Through Aug. 11. Noon-5 p.m. Fridays-Saturdays. Paper Plane Gallery, 3731 Main St., #2, College Park. 404-669-6594, paperplaneatl.com.

Bottom line: A new indie gallery’s focus on Post-it note art features an array of clever, ultra-affordable art.

A tiny 600-square-foot space with a big ambition — to bring affordable art to College Park — Paper Plane Gallery is the brainchild of artist Jack Michael, 28, a Sewanee grad, former New Yorker, and now College Park resident who has become the unofficial champion of the artistic potential of Michael's newly adopted hometown.

Tucked away on a side street on a block going through a mini-gentrification, the building that houses Paper Plane is now home to a hipster coffee shop, a taxidermy-festooned speakeasy and a mural by the street artist Yoyo Ferro.

Paper Plane’s second show since opening its doors this June is “3x3: Post-Its for the People.” This juried show encapsulates the spirit of a newborn gallery whose vibe suggests now-shuttered indie spaces like Beep Beep Gallery and Youngblood, both of which focused on a feisty, sleeves-rolled-up energy, emerging artists and wallet-friendly work.

Created to spotlight aggressively affordable art (all pieces are just $20), “3x3” features a selection of hyperlocal College Park and national artists who have sketched, collaged, painted and printed on the workaday doodle pad and memory jog of standard Post-it notes. What is so often a to-do list and goad to work becomes in “3x3” a fugue, a meditation and a vehicle for experimentation.

Featuring just 26 pieces, “3x3” was juried by Michael, College Park-based artist Whitney Stansell and artist and SCAD printmaking chair Robert Brown, and is that rarest of things: a tightly edited group show. Though this is a young gallery with some definite kinks to work out, Paper Plane does seem to be guided by an interest in showing off work to its best advantage more than giving everyone who submits work a shot.

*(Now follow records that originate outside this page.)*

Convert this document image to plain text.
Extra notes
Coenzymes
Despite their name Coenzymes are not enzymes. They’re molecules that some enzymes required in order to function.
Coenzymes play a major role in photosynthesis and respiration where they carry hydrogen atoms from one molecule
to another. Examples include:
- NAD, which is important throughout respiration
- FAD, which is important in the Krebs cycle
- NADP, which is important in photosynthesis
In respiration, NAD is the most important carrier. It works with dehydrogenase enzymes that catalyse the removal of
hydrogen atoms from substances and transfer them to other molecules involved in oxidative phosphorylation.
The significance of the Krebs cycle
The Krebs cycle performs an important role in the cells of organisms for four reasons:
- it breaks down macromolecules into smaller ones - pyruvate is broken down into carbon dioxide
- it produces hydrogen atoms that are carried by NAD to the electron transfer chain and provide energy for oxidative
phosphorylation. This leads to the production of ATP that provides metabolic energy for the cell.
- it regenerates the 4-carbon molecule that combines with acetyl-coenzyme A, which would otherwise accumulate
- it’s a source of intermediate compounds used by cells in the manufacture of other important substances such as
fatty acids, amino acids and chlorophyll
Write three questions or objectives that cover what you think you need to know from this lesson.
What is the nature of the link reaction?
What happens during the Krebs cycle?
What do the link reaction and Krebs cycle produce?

As might be expected, there are certainly less compelling, superficial works in this group show, though for the most part, the artists in “3x3” use their small format in creative and novel ways.

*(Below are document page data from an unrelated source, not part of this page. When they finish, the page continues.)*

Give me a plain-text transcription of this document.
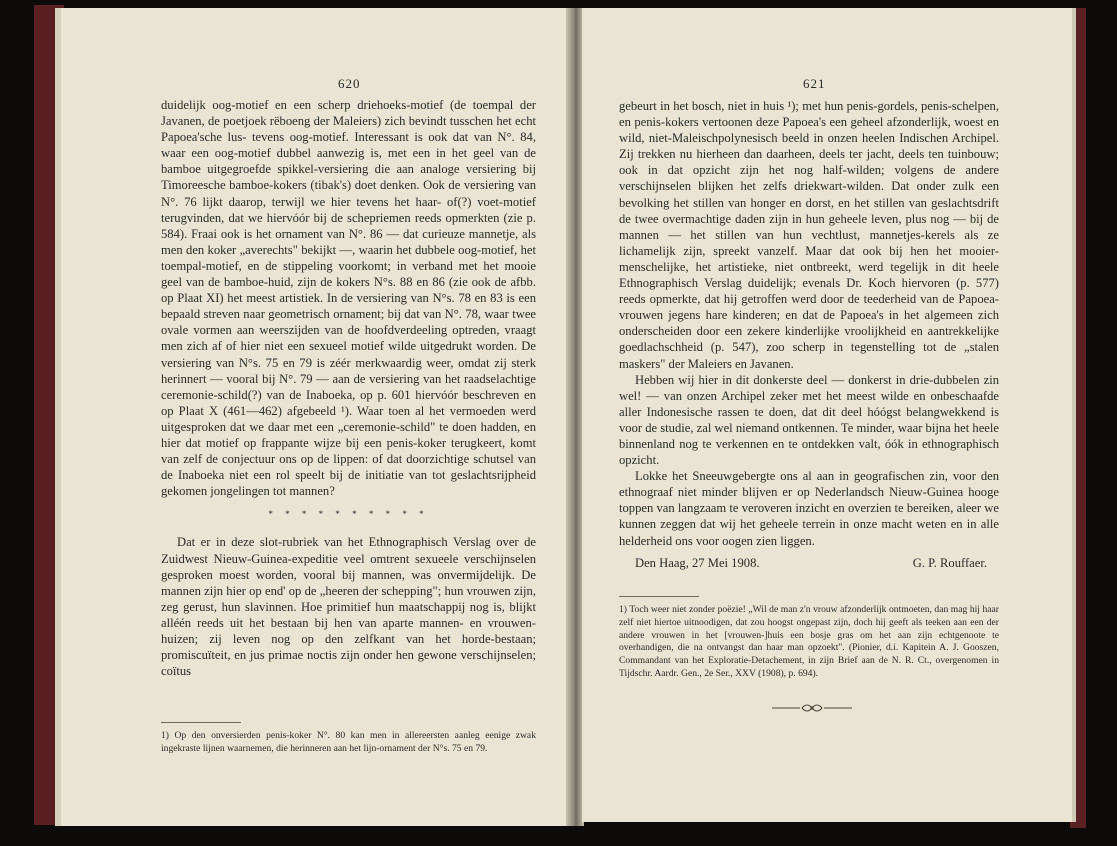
620

duidelijk oog-motief en een scherp driehoeks-motief (de toempal der Javanen, de poetjoek rëboeng der Maleiers) zich bevindt tusschen het echt Papoea'sche lus- tevens oog-motief. Interessant is ook dat van N°. 84, waar een oog-motief dubbel aanwezig is, met een in het geel van de bamboe uitgegroefde spikkel-versiering die aan analoge versiering bij Timoreesche bamboe-kokers (tibak's) doet denken. Ook de versiering van N°. 76 lijkt daarop, terwijl we hier tevens het haar- of(?) voet-motief terugvinden, dat we hiervóór bij de schepriemen reeds opmerkten (zie p. 584). Fraai ook is het ornament van N°. 86 — dat curieuze mannetje, als men den koker „averechts" bekijkt —, waarin het dubbele oog-motief, het toempal-motief, en de stippeling voorkomt; in verband met het mooie geel van de bamboe-huid, zijn de kokers N°s. 88 en 86 (zie ook de afbb. op Plaat XI) het meest artistiek. In de versiering van N°s. 78 en 83 is een bepaald streven naar geometrisch ornament; bij dat van N°. 78, waar twee ovale vormen aan weerszijden van de hoofdverdeeling optreden, vraagt men zich af of hier niet een sexueel motief wilde uitgedrukt worden. De versiering van N°s. 75 en 79 is zéér merkwaardig weer, omdat zij sterk herinnert — vooral bij N°. 79 — aan de versiering van het raadselachtige ceremonie-schild(?) van de Inaboeka, op p. 601 hiervóór beschreven en op Plaat X (461—462) afgebeeld ¹). Waar toen al het vermoeden werd uitgesproken dat we daar met een „ceremonie-schild" te doen hadden, en hier dat motief op frappante wijze bij een penis-koker terugkeert, komt van zelf de conjectuur ons op de lippen: of dat doorzichtige schutsel van de Inaboeka niet een rol speelt bij de initiatie van tot geslachtsrijpheid gekomen jongelingen tot mannen?

* * * * * * * * * *

Dat er in deze slot-rubriek van het Ethnographisch Verslag over de Zuidwest Nieuw-Guinea-expeditie veel omtrent sexueele verschijnselen gesproken moest worden, vooral bij mannen, was onvermijdelijk. De mannen zijn hier op end' op de „heeren der schepping"; hun vrouwen zijn, zeg gerust, hun slavinnen. Hoe primitief hun maatschappij nog is, blijkt alléén reeds uit het bestaan bij hen van aparte mannen- en vrouwen-huizen; zij leven nog op den zelfkant van het horde-bestaan; promiscuïteit, en jus primae noctis zijn onder hen gewone verschijnselen; coïtus

1) Op den onversierden penis-koker N°. 80 kan men in allereersten aanleg eenige zwak ingekraste lijnen waarnemen, die herinneren aan het lijn-ornament der N°s. 75 en 79.
621

gebeurt in het bosch, niet in huis ¹); met hun penis-gordels, penis-schelpen, en penis-kokers vertoonen deze Papoea's een geheel afzonderlijk, woest en wild, niet-Maleischpolynesisch beeld in onzen heelen Indischen Archipel. Zij trekken nu hierheen dan daarheen, deels ter jacht, deels ten tuinbouw; ook in dat opzicht zijn het nog half-wilden; volgens de andere verschijnselen blijken het zelfs driekwart-wilden. Dat onder zulk een bevolking het stillen van honger en dorst, en het stillen van geslachtsdrift de twee overmachtige daden zijn in hun geheele leven, plus nog — bij de mannen — het stillen van hun vechtlust, mannetjes-kerels als ze lichamelijk zijn, spreekt vanzelf. Maar dat ook bij hen het mooier-menschelijke, het artistieke, niet ontbreekt, werd tegelijk in dit heele Ethnographisch Verslag duidelijk; evenals Dr. Koch hiervoren (p. 577) reeds opmerkte, dat hij getroffen werd door de teederheid van de Papoea-vrouwen jegens hare kinderen; en dat de Papoea's in het algemeen zich onderscheiden door een zekere kinderlijke vroolijkheid en aantrekkelijke goedlachschheid (p. 547), zoo scherp in tegenstelling tot de „stalen maskers" der Maleiers en Javanen.

Hebben wij hier in dit donkerste deel — donkerst in drie-dubbelen zin wel! — van onzen Archipel zeker met het meest wilde en onbeschaafde aller Indonesische rassen te doen, dat dit deel hóógst belangwekkend is voor de studie, zal wel niemand ontkennen. Te minder, waar bijna het heele binnenland nog te verkennen en te ontdekken valt, óók in ethnographisch opzicht.

Lokke het Sneeuwgebergte ons al aan in geografischen zin, voor den ethnograaf niet minder blijven er op Nederlandsch Nieuw-Guinea hooge toppen van langzaam te veroveren inzicht en overzien te bereiken, aleer we kunnen zeggen dat wij het geheele terrein in onze macht weten en in alle helderheid ons voor oogen zien liggen.

Den Haag, 27 Mei 1908.	G. P. Rouffaer.
1) Toch weer niet zonder poëzie! „Wil de man z'n vrouw afzonderlijk ontmoeten, dan mag hij haar zelf niet hiertoe uitnoodigen, dat zou hoogst ongepast zijn, doch hij geeft als teeken aan een der andere vrouwen in het [vrouwen-]huis een bosje gras om het aan zijn echtgenoote te overhandigen, die na ontvangst dan haar man opzoekt". (Pionier, d.i. Kapitein A. J. Gooszen, Commandant van het Exploratie-Detachement, in zijn Brief aan de N. R. Ct., overgenomen in Tijdschr. Aardr. Gen., 2e Ser., XXV (1908), p. 694).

Some of the standouts are several demi-portraits including a gilded-with-melancholy black-and-white work in ink and graphite by Jamison Harper, whose delicate sketch of the features of a young woman is enlivened by a silver halo and Keith Haring-style rays that surround and spring from her body as if to suggest a special animating energy.

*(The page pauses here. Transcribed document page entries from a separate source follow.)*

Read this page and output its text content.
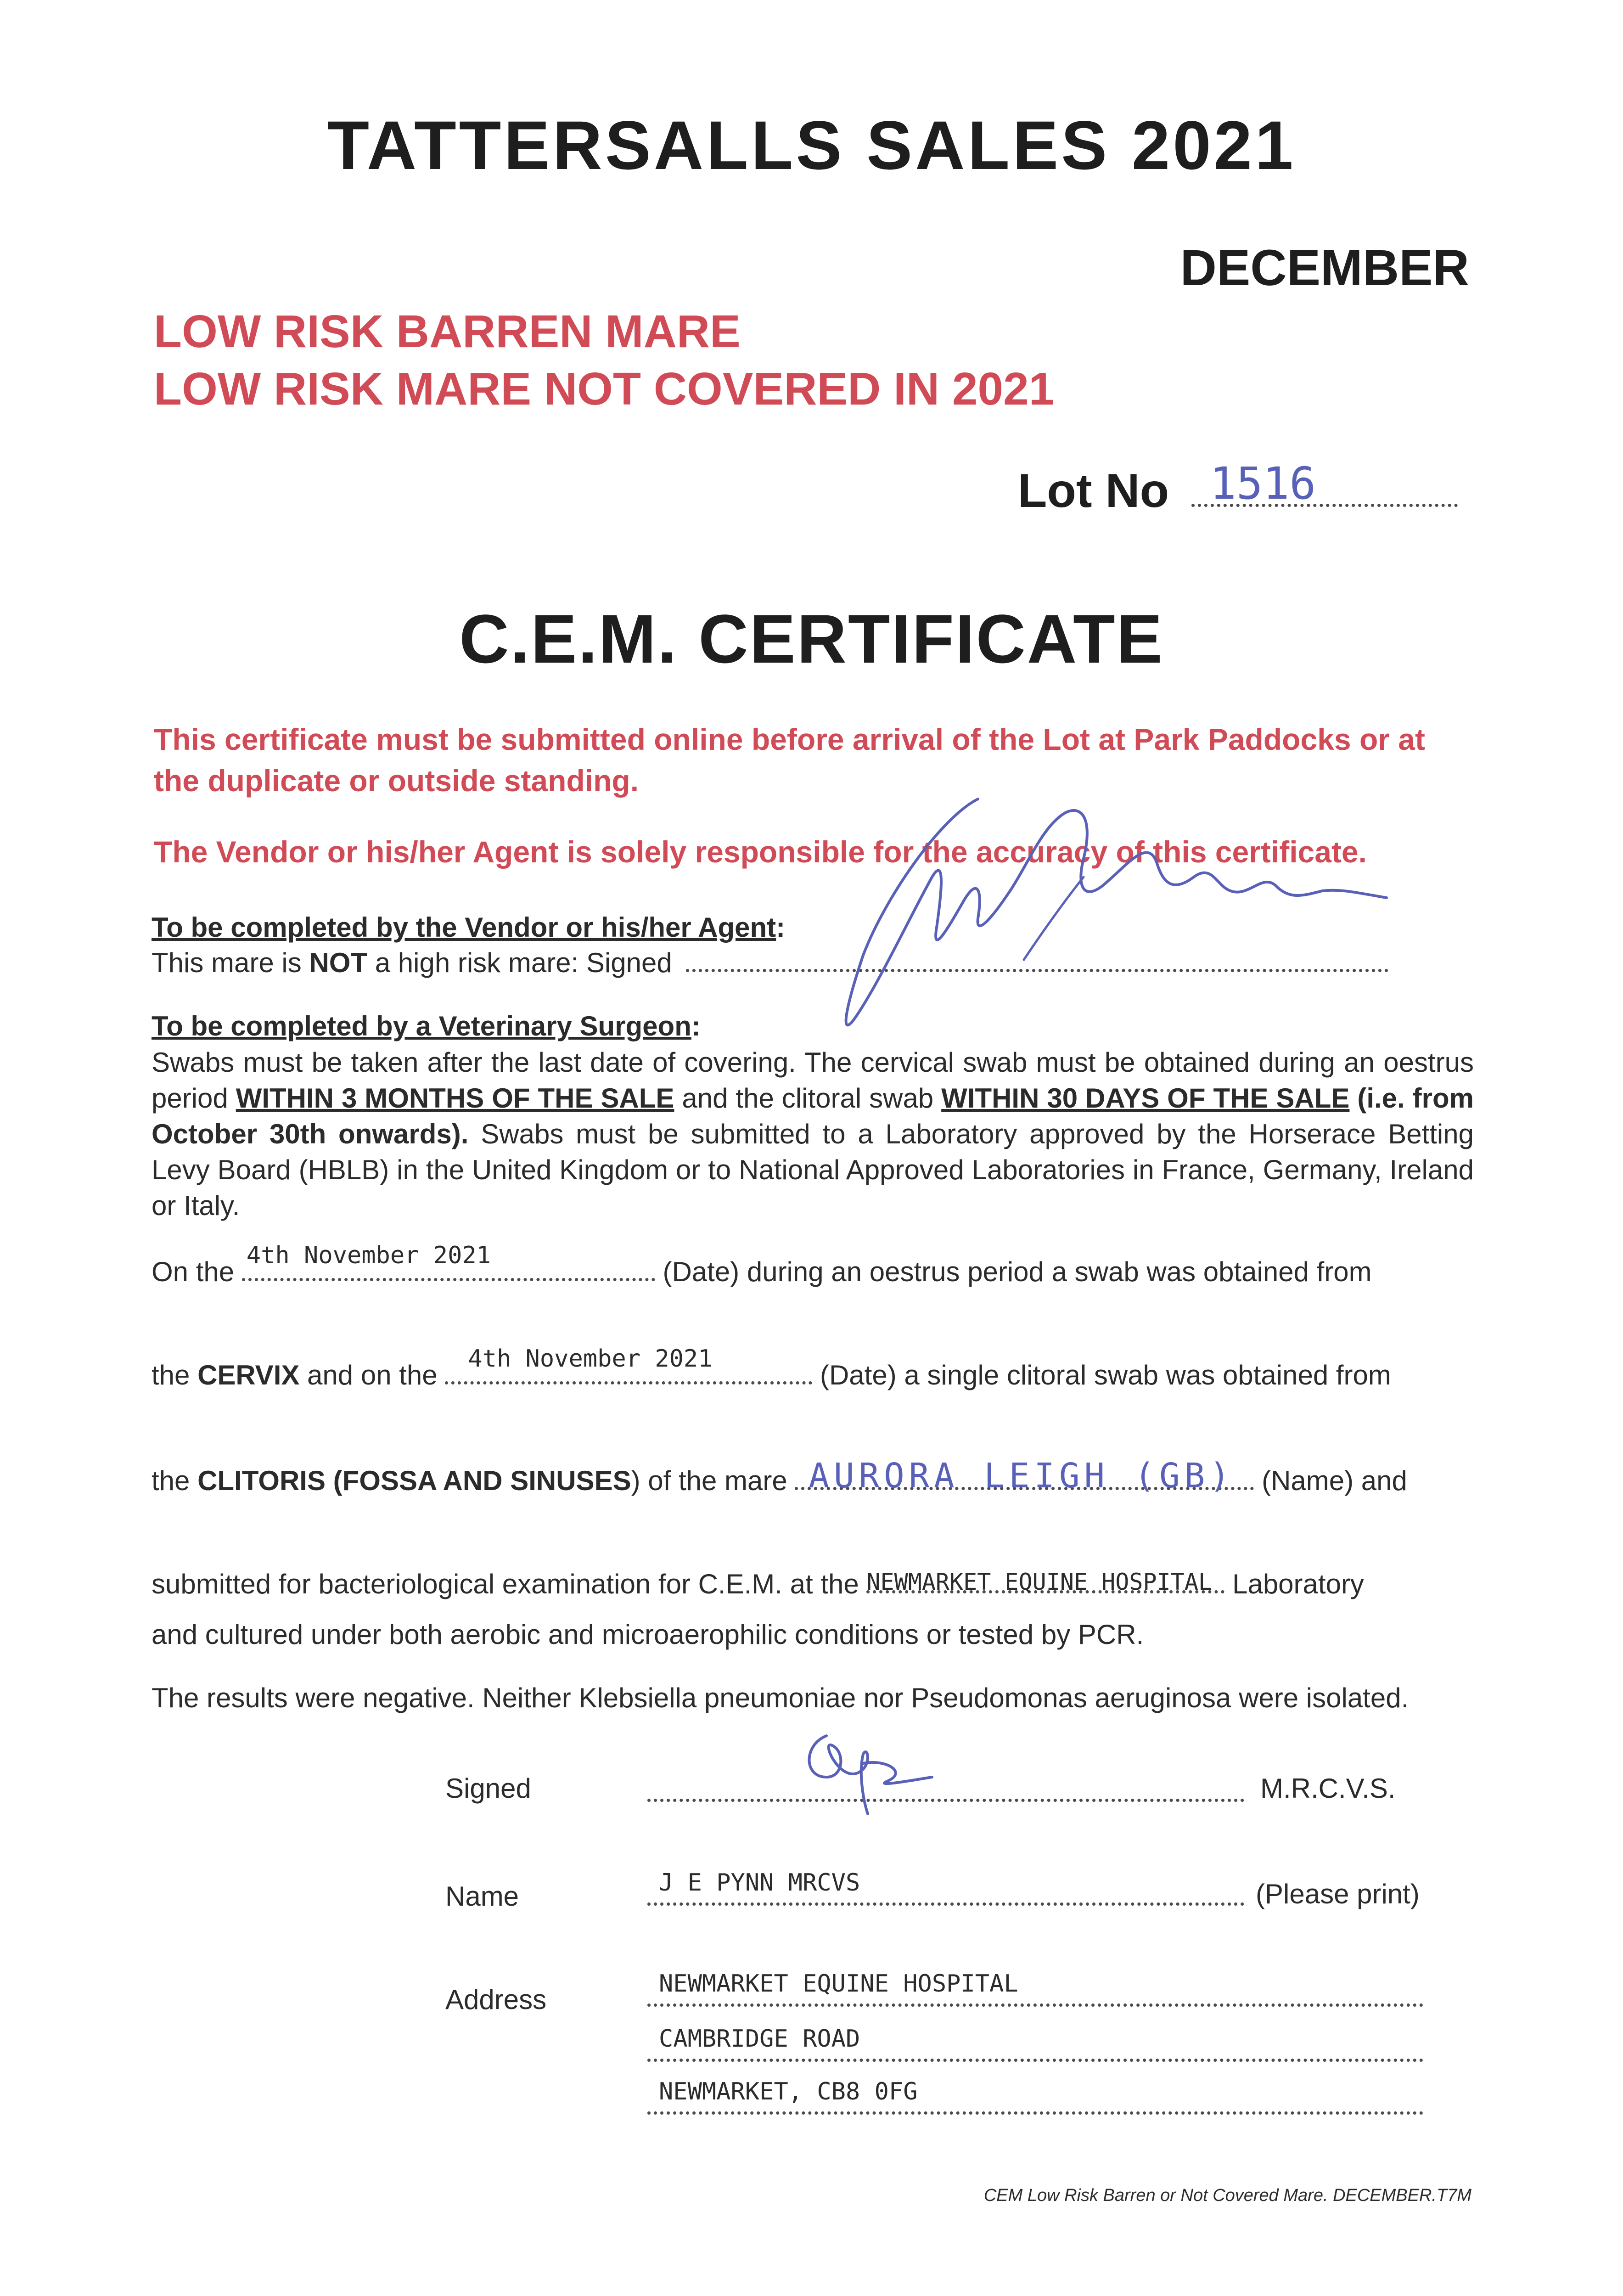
TATTERSALLS SALES 2021
DECEMBER
LOW RISK BARREN MARE
LOW RISK MARE NOT COVERED IN 2021
Lot No 1516
C.E.M. CERTIFICATE
This certificate must be submitted online before arrival of the Lot at Park Paddocks or at the duplicate or outside standing.
The Vendor or his/her Agent is solely responsible for the accuracy of this certificate.
To be completed by the Vendor or his/her Agent:
This mare is NOT a high risk mare: Signed
To be completed by a Veterinary Surgeon:
Swabs must be taken after the last date of covering. The cervical swab must be obtained during an oestrus period WITHIN 3 MONTHS OF THE SALE and the clitoral swab WITHIN 30 DAYS OF THE SALE (i.e. from October 30th onwards). Swabs must be submitted to a Laboratory approved by the Horserace Betting Levy Board (HBLB) in the United Kingdom or to National Approved Laboratories in France, Germany, Ireland or Italy.
On the
4th November 2021
(Date) during an oestrus period a swab was obtained from
the CERVIX and on the
4th November 2021
(Date) a single clitoral swab was obtained from
the CLITORIS (FOSSA AND SINUSES) of the mare AURORA LEIGH (GB) (Name) and
submitted for bacteriological examination for C.E.M. at the NEWMARKET EQUINE HOSPITAL Laboratory
and cultured under both aerobic and microaerophilic conditions or tested by PCR.
The results were negative. Neither Klebsiella pneumoniae nor Pseudomonas aeruginosa were isolated.
Signed	M.R.C.V.S.
Name	J E PYNN MRCVS	(Please print)
Address
NEWMARKET EQUINE HOSPITAL
CAMBRIDGE ROAD
NEWMARKET, CB8 0FG
CEM Low Risk Barren or Not Covered Mare. DECEMBER.T7M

Artist Karl Gustav Kroeppler’s pharmaceutical still life graphite drawings of pills like gabapentin and hydroxyzine pamoate, spelled out in script above, are treated like significant architecture against the artist’s barren landscapes and hint at the outsize significance of such substances in individual lives. Eugene Byrd’s striking, colorful works in acrylic paint and silkscreen reference the civil rights-era “I Am a Man” signs, and fill the limited 3x3 Post-it margins with some subtle commentary on race.

In an inventive work about how meaning is made, Christopher Stevens creates a triptych fugue on the progress of a paper crane. In his three-part deconstruction of that origami bird, Stevens represents the bird in one sketch as a diagram/blueprint for building the creature; on another Post-it as a pencil sketch; and in the final work, a three-dimensional sculpture, with the former representations of a paper crane now morphed into the thing itself.

At $20 each, these office space miniatures won’t last long, but hopefully the spirit of upstart scrappiness at Paper Plane Gallery will.